We thought we were doing a lot of really neat stuff, and wanted to share that with everyone. I don't think internally actually, I know internally, nobody here was going (Oh, we're going to beat WoW!) or any of that. There was none of that kind of gauging.
But it was like, (We're going to have a successful MMO. We're going to be awesome, and have so many players!) all of that stuff. We had a lot of expectations, and we launched to that kind of hype.
I think the problem was, to some degree, you're setting yourself up to be disappointed.
I actually think that we have a large game, with a lot of people playing who are excited about it. But you can see how many servers we opened with, all of that, and people try to do the numbers game, guessing how many players we have now.
The fact of the matter is that we came out huge, and there were problems. So I think that was a little bit of a buzz kill for the development team, and to some degree our players, as well.
We've been spending all this time since trying to refine the game, and get it to a state that we think, (This is what people are looking for, this is what they want.)
If you asked me personally how I feel about it, I loved the features in our game at launch, but I do think obviously there are things that I look at and say, (God, I wish I had fixed that! Or I wish I'd done that!) You can do that all day long.

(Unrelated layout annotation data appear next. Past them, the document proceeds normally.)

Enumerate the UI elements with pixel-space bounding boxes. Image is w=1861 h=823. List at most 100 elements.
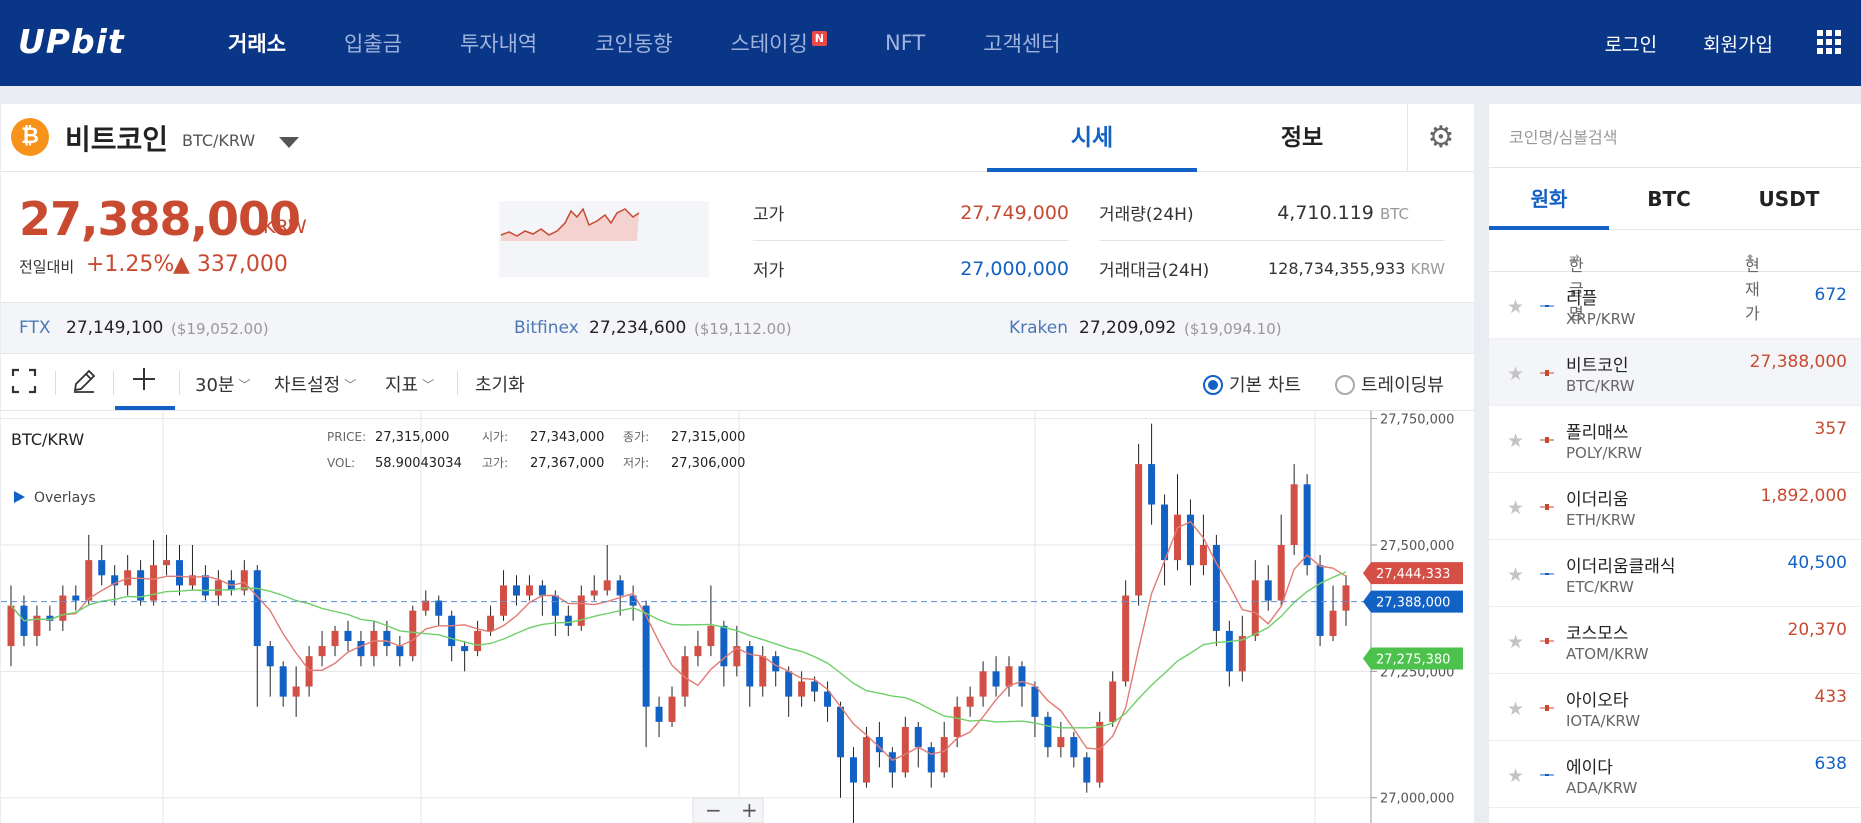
- candle: [694, 646, 702, 657]
- column-name-label: 한글명: [1569, 256, 1584, 323]
- coin-row[interactable]: ★ 아이오타 IOTA/KRW 433: [1489, 674, 1861, 741]
- fullscreen-icon[interactable]: [11, 368, 37, 399]
- coin-name: 비트코인: [65, 123, 169, 156]
- candle: [720, 625, 728, 667]
- candle: [487, 615, 495, 631]
- info-value: 27,315,000: [671, 430, 745, 445]
- upbit-logo[interactable]: UPbit: [18, 22, 125, 61]
- candle: [629, 595, 637, 606]
- nav-staking[interactable]: 스테이킹 N: [730, 28, 827, 58]
- chart-settings-label: 차트설정: [274, 375, 341, 396]
- main-panel: ₿ 비트코인 BTC/KRW 시세 정보 ⚙ 27,388,000 KRW 전일…: [1, 104, 1474, 823]
- candle: [331, 630, 339, 647]
- coin-pair: IOTA/KRW: [1566, 712, 1641, 730]
- chart-toolbar: 30분 ﹀ 차트설정 ﹀ 지표 ﹀ 초기화 기본 차트 트레이딩뷰: [1, 354, 1474, 411]
- trade-amount-value: 128,734,355,933 KRW: [1225, 259, 1445, 278]
- radio-selected-icon: [1203, 375, 1223, 395]
- candle: [914, 726, 922, 748]
- coin-row[interactable]: ★ 이더리움 ETH/KRW 1,892,000: [1489, 473, 1861, 540]
- candle: [59, 595, 67, 621]
- coin-row[interactable]: ★ 리플 XRP/KRW 672: [1489, 272, 1861, 339]
- favorite-star-icon[interactable]: ★: [1507, 631, 1525, 653]
- tab-usdt[interactable]: USDT: [1758, 187, 1820, 211]
- tradingview-radio[interactable]: 트레이딩뷰: [1335, 371, 1444, 397]
- candle: [785, 671, 793, 697]
- mini-candle-icon: [1540, 504, 1554, 510]
- overlays-label: Overlays: [34, 490, 96, 506]
- favorite-star-icon[interactable]: ★: [1507, 296, 1525, 318]
- candle: [811, 681, 819, 692]
- zoom-out-icon[interactable]: −: [705, 798, 722, 822]
- coin-row[interactable]: ★ 이더리움클래식 ETC/KRW 40,500: [1489, 540, 1861, 607]
- coin-name: 코스모스: [1566, 624, 1629, 644]
- nav-coin-trends[interactable]: 코인동향: [595, 32, 673, 56]
- favorite-star-icon[interactable]: ★: [1507, 363, 1525, 385]
- column-price-label: 현재가: [1745, 256, 1760, 323]
- info-label: 종가:: [623, 430, 649, 444]
- indicator-label: 지표: [385, 375, 419, 396]
- nav-staking-label: 스테이킹: [730, 32, 808, 56]
- divider: [1099, 240, 1445, 241]
- candle: [798, 681, 806, 697]
- coin-row[interactable]: ★ 비트코인 BTC/KRW 27,388,000: [1489, 339, 1861, 406]
- tab-price[interactable]: 시세: [987, 104, 1197, 172]
- tab-krw[interactable]: 원화: [1489, 168, 1609, 230]
- candle: [1316, 565, 1324, 636]
- candle: [953, 706, 961, 738]
- favorite-star-icon[interactable]: ★: [1507, 698, 1525, 720]
- candle: [396, 646, 404, 657]
- interval-select[interactable]: 30분 ﹀: [195, 371, 250, 397]
- basic-chart-radio[interactable]: 기본 차트: [1203, 371, 1301, 397]
- candle: [422, 600, 430, 611]
- candle: [1212, 544, 1220, 631]
- candlestick-chart[interactable]: 27,750,00027,500,00027,250,00027,000,000…: [1, 411, 1474, 823]
- exchange-name: FTX: [19, 318, 51, 338]
- coin-row[interactable]: ★ 에이다 ADA/KRW 638: [1489, 741, 1861, 808]
- coin-pair: POLY/KRW: [1566, 444, 1642, 462]
- candle: [370, 630, 378, 657]
- nav-deposit[interactable]: 입출금: [343, 32, 402, 56]
- chart-background: [1, 411, 1474, 823]
- coin-dropdown-chevron-down-icon[interactable]: [279, 137, 299, 148]
- chart-settings-button[interactable]: 차트설정 ﹀: [274, 371, 356, 397]
- candle: [72, 595, 80, 601]
- info-value: 58.90043034: [375, 456, 462, 471]
- candle: [875, 737, 883, 753]
- candle: [862, 737, 870, 783]
- reset-button[interactable]: 초기화: [475, 375, 525, 396]
- indicator-button[interactable]: 지표 ﹀: [385, 371, 434, 397]
- favorite-star-icon[interactable]: ★: [1507, 430, 1525, 452]
- favorite-star-icon[interactable]: ★: [1507, 497, 1525, 519]
- favorite-star-icon[interactable]: ★: [1507, 765, 1525, 787]
- mini-candle-icon: [1540, 370, 1554, 376]
- nav-investments[interactable]: 투자내역: [459, 32, 538, 56]
- coin-pair: BTC/KRW: [1566, 377, 1635, 395]
- info-value: 27,343,000: [530, 430, 604, 445]
- gear-icon[interactable]: ⚙: [1407, 104, 1474, 172]
- candle: [564, 615, 572, 626]
- nav-exchange[interactable]: 거래소: [228, 32, 286, 56]
- candle: [305, 656, 313, 687]
- favorite-star-icon[interactable]: ★: [1507, 564, 1525, 586]
- coin-name: 리플: [1566, 289, 1598, 309]
- nav-nft[interactable]: NFT: [885, 31, 926, 55]
- candle: [1057, 737, 1065, 748]
- tab-btc[interactable]: BTC: [1647, 187, 1691, 211]
- coin-search-input[interactable]: 코인명/심볼검색: [1489, 104, 1861, 168]
- crosshair-icon[interactable]: [131, 366, 157, 397]
- login-link[interactable]: 로그인: [1604, 33, 1658, 56]
- coin-list-sidebar: 코인명/심볼검색 원화 BTC USDT 한글명 ⇄ 현재가 ⬍ ★ 리플 XRP/…: [1489, 104, 1861, 823]
- coin-name: 이더리움클래식: [1566, 557, 1676, 577]
- coin-row[interactable]: ★ 코스모스 ATOM/KRW 20,370: [1489, 607, 1861, 674]
- nav-support[interactable]: 고객센터: [983, 32, 1061, 56]
- tab-info[interactable]: 정보: [1280, 125, 1324, 151]
- coin-pair: ATOM/KRW: [1566, 645, 1649, 663]
- signup-link[interactable]: 회원가입: [1703, 33, 1773, 56]
- info-label: PRICE:: [327, 430, 366, 444]
- zoom-in-icon[interactable]: +: [741, 798, 758, 822]
- pencil-icon[interactable]: [71, 368, 97, 399]
- apps-grid-icon[interactable]: [1817, 30, 1841, 54]
- price-marker: [1363, 647, 1463, 670]
- coin-row[interactable]: ★ 폴리매쓰 POLY/KRW 357: [1489, 406, 1861, 473]
- candle: [474, 630, 482, 652]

So the goal since then has been to do all those things that we wanted to do, and to grow with our players, and instead of trying to make the game we think players are going to like, make the game that players are going to enjoy, because they're the ones sitting here telling us, and we're listening to them.
We've been maybe more quiet in the past six months, because we've been hunkering down and going, (Okay, what is it that's going to satisfy the players' needs, make them come back, and make them happy?)
I think we've accomplished that. I don't want to say that in the tone of like (rah-rah,) I do feel like we're down to business at this point, and we've done a lot of things to the game that has pacified some of the dissatisfaction at launch, and I'm very happy with the players, and their interactions with us.